60代男性。首を左右に動かすと痛む、腕もしびれるケースの鍼灸改善例

こんにちは、中山法華経寺すぐそばのあかつき堂鍼灸院の清水です。

今回は2週間前から肩が痛くなり首を左右に向けられないし車の運転が怖いという方が鍼灸治療によって改善したケースです。

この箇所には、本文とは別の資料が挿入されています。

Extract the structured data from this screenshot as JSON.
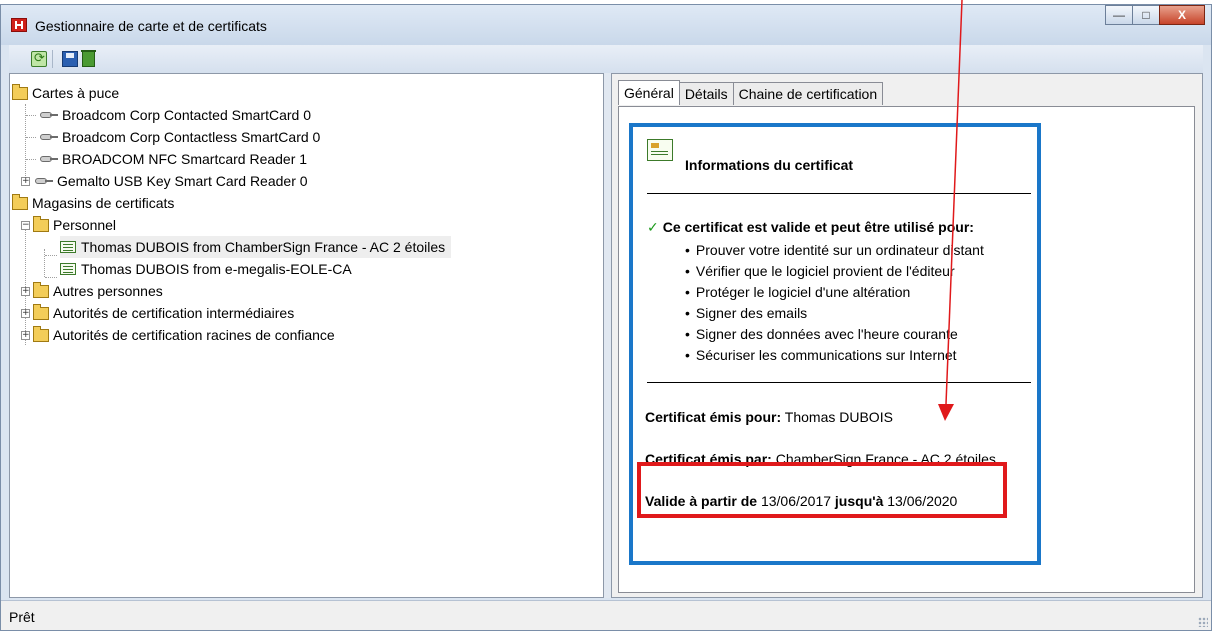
{
  "window": {
    "title": "Gestionnaire de carte et de certificats",
    "minimize_symbol": "—",
    "maximize_symbol": "□",
    "close_symbol": "X"
  },
  "tree": {
    "smartcards_label": "Cartes à puce",
    "readers": [
      "Broadcom Corp Contacted SmartCard 0",
      "Broadcom Corp Contactless SmartCard 0",
      "BROADCOM NFC Smartcard Reader 1",
      "Gemalto USB Key Smart Card Reader 0"
    ],
    "stores_label": "Magasins de certificats",
    "personal_label": "Personnel",
    "certificates": [
      "Thomas DUBOIS from ChamberSign France - AC 2 étoiles",
      "Thomas DUBOIS from e-megalis-EOLE-CA"
    ],
    "other_people_label": "Autres personnes",
    "intermediate_label": "Autorités de certification intermédiaires",
    "root_label": "Autorités de certification racines de confiance",
    "expand_symbol": "+",
    "collapse_symbol": "−"
  },
  "tabs": [
    "Général",
    "Détails",
    "Chaine de certification"
  ],
  "certificate": {
    "info_title": "Informations du certificat",
    "check_mark": "✓",
    "valid_heading": "Ce certificat est valide et peut être utilisé pour:",
    "purposes": [
      "Prouver votre identité sur un ordinateur distant",
      "Vérifier que le logiciel provient de l'éditeur",
      "Protéger le logiciel d'une altération",
      "Signer des emails",
      "Signer des données avec l'heure courante",
      "Sécuriser les communications sur Internet"
    ],
    "issued_to_label": "Certificat émis pour:",
    "issued_to_value": "Thomas DUBOIS",
    "issued_by_label": "Certificat émis par:",
    "issued_by_value": "ChamberSign France - AC 2 étoiles",
    "valid_from_label": "Valide à partir de",
    "valid_from_value": "13/06/2017",
    "valid_to_label": "jusqu'à",
    "valid_to_value": "13/06/2020"
  },
  "status": {
    "text": "Prêt"
  },
  "colors": {
    "panel_border": "#1a77c9",
    "highlight_box": "#e0191b",
    "annotation_arrow": "#e0191b",
    "valid_check": "#1a9a1a"
  }
}
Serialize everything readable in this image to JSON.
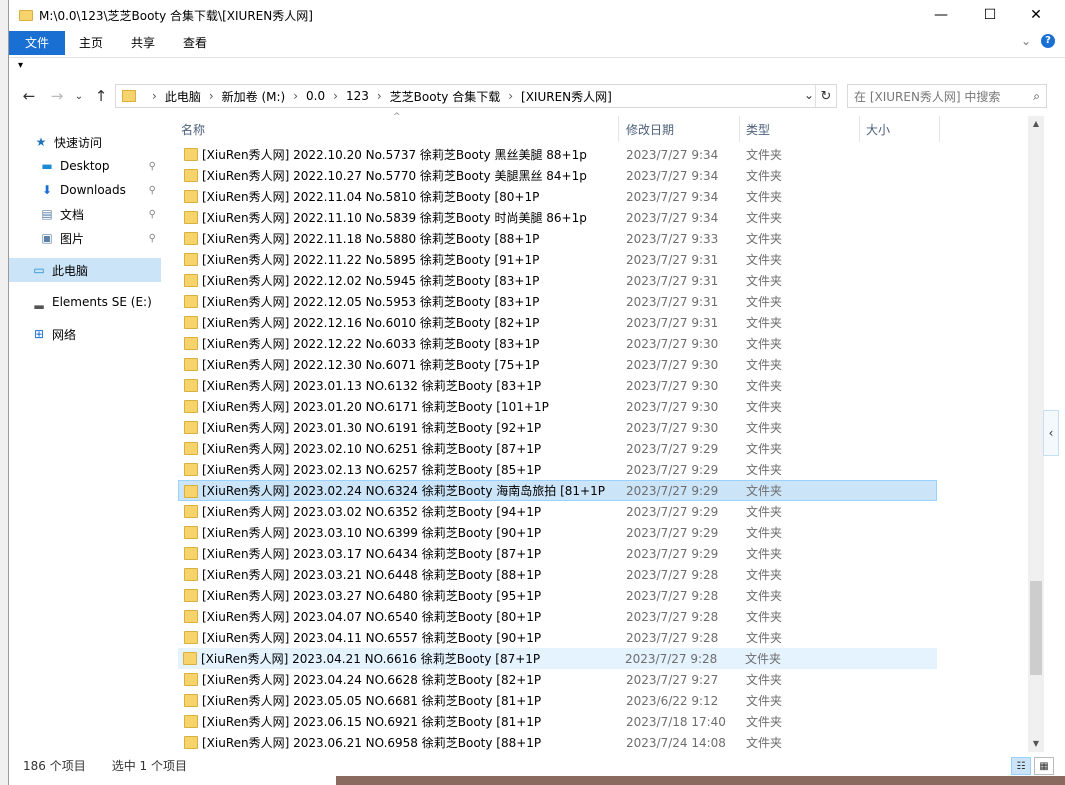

問診上、気になったのはデスクワークとゴルフ、それから今までの怪我の経験です。

デスクワークとゴルフの影響と言われると、なんとなくイメージつくけど昔の怪我がなんの関係があるの?と思いますよね。

背骨のダメージ、特に首は全身に影響を与える。

たとえば、交通事故での鞭打ち。

これは首にしなる衝撃を受けるものですが、この影響は首だけでなく思わぬ不調のいわば種。

その怪我が治ったと思ってもその負の種が、すくすくと年齢やストレスを重ねるごとに不調という花を咲かせてしまう、そんなふうに考えています。

たとえば、交通事故後、鞭打ちになって病院なり接骨院なりにかかり治った(とそのときは思っている)としてもその何年後、何十年後かの体に影響を,少しずつ及ぼしていくということです。

交通事故以来、首は治ったはずなのになぜか体調を崩しにくくなったとか、肩が痛い、腕が痺れるなどの経験はないでしょうか?

そんなわけで今回もそれが当てはまるのではないか?

という視点で、お体を触診させていただきました。

お風呂に入るとむしろ痛みが増すなら?

  • 体を温めると痛みが引くのか?
  • 悪化するのか?
  • 変わらないのか?

それを見極めるのにお風呂は確実に参考になります。

今回のケースでは必ず湯船に浸かるということだったのでなおさら「今少なくとも痛い患部を温めると体にとってプラスには働きにくいな、この場合お灸を患部にすべきか否か?」

という判断材料として役に立ちます。

もしあなたもお風呂に入ったあとに痛みが増す感じがあるとしたら、シャワーだけにしみましょう。

少なくともお風呂(浴槽につかる)を無条件に良いと思うのは気をつけた方が良いです。

浴槽に浸かる文化は世界的にみても少数派です。

仰向け時に首を高くしないと肩が痛む

首を高い位置にし、仰向けになってもらい色んな動きをしてもらったところ、膝を立てて右に倒すと首から肩に痛みが響くということがわかったので、それを一つの指標として変化を見ていくことにしました。

圧痛部位で顕著だったのは下腹部(腎)、首、三角筋、背中の脊柱起立筋のつき方の左右差です。

このように触診や目視で観察すると体のバランスの崩れというものが自ずとわかってきます。

痛いところにただお灸する、鍼をする、揉むなどしても根本的な解決になりにくいのはこうした背景があるからです。

つまり痛いところは原因、ではなく、結果であるという視点に立つことが大事なのです。

原因と結果の逆転

ほとんどの人は痛い箇所が原因だと考えています。

それは当たり前と言えば当たり前なのですが少し視点を変えてみましょう。

そもそも痛くなった原因が本当の原因ですよね。

たとえば、肩や首が痛くなったのは仕事の姿勢かも知れないしゴルフのやりすぎかもしれない。

そう考えると原因はその姿勢を取らせている体のバランスの崩れだとも考えられる。

もっと突っ込んで考えてみると体のバランスが崩れたのも結果であり原因ではない、かもしれない。

そのバランスがなぜ取れなくなったのか?それが真の原因のはずです。

なぜって?

それは今まで同じことをしてきても(自覚的には)痛みで辛いということはなかったからです。

それがなんで最近急に痛みがでてきたのでしょうか?

根本は生命力の低下

つまりバランスを崩してしまう体の弱さ、これが原因といえる根本。

それを東洋医学では精気の虚(せいきのきょ)といいます。

より一般的にいえば、自己治癒力(生命力)の低下です。

鍼灸はそれに働きかけるのです。

うまくいけば血流が改善し痛みは改善していきます。

今回のケースでは、1回目で大体6割方痛みが緩和し、首が左右に動かせるようになりました。

問診と触診で一体体がどうなっているか、想像しながら鍼灸していくと上手い具合に改善していくのだというとても貴重な経験でした。